Una domanda specifica sulla posizione della Sicilia, che ospita la base Nato di Sigonella ma anche il Muos di Niscemi. Qual è il livello di rischio per quest’area, al centro del Mediterraneo?
“Va ricordato, anche ai tanti smemorati che affollano il nostro dibattito pubblico, che la base di Sigonella e il Muos di Niscemi rappresentano un pilastro della nostra stessa sicurezza, perché consentono il monitoraggio satellitare e le garanzie difensive nel Mediterraneo, ovvero in quell’area dove sono i nostri interessi strategici. E poi vorrei rassicurare quanti, dai banchi dell’opposizione, in queste ore stanno sfruttando questo delicato momento per attaccare il governo: il supporto delle basi NATO in territorio italiano non è stato richiesto, quindi non è un argomento sul tavolo della discussione. Ciò detto, già dallo scorso anno la base di Sigonella (insieme a quella di Aviano) è passata dal livello Bravo a Charlie, indicando una minaccia terroristica imminente. L’allerta è massima e sono stati attivati tutti i dispositivi per garantire la sicurezza del personale militare in queste aree”.
La via della diplomazia
A livello geopolitico, si può dire chiaramente che l’impulso dei singoli Stati stia dominando sulla diplomazia. Giunti a un punto di svolta con l’attacco degli USA all’Iran, secondo Lei è ancora possibile tentare la strada dei colloqui (con l’Europa e l’Italia al centro dei tentativi di mediazione, come auspicato dal ministro Tajani)? O la diplomazia è finita, come purtroppo temono in molti di fronte ai recenti sviluppi?
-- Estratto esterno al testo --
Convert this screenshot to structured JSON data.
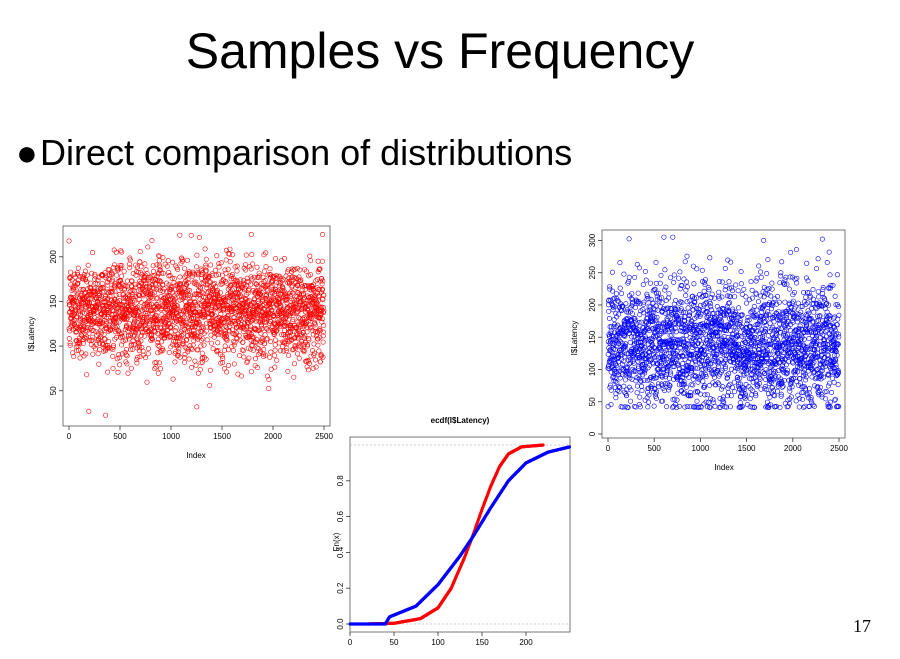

“Gli Stati Uniti hanno agito per scongiurare una minaccia globale, che in questi anni ha destabilizzato gli equilibri geopolitici, agendo sul piano della deterrenza. Ora, ogni sforzo deve essere orientato verso la de-escalation del conflitto. L’approccio diplomatico non può e non deve essere archiviato, ma va rilanciato con sempre maggiore determinazione. Condivido pienamente la posizione espressa dal ministro degli Esteri Antonio Tajani, ovvero lasciare aperta la nostra ambasciata a Teheran. È un gesto simbolico e politico di grande rilevanza, che si alimenta di un auspicio: riportare gli iraniani al tavolo delle trattative. È necessario tenere aperta la via del dialogo, anche nelle sedi multilaterali, agendo in raccordo con i partner occidentali e con gli stessi attori mediorientali”.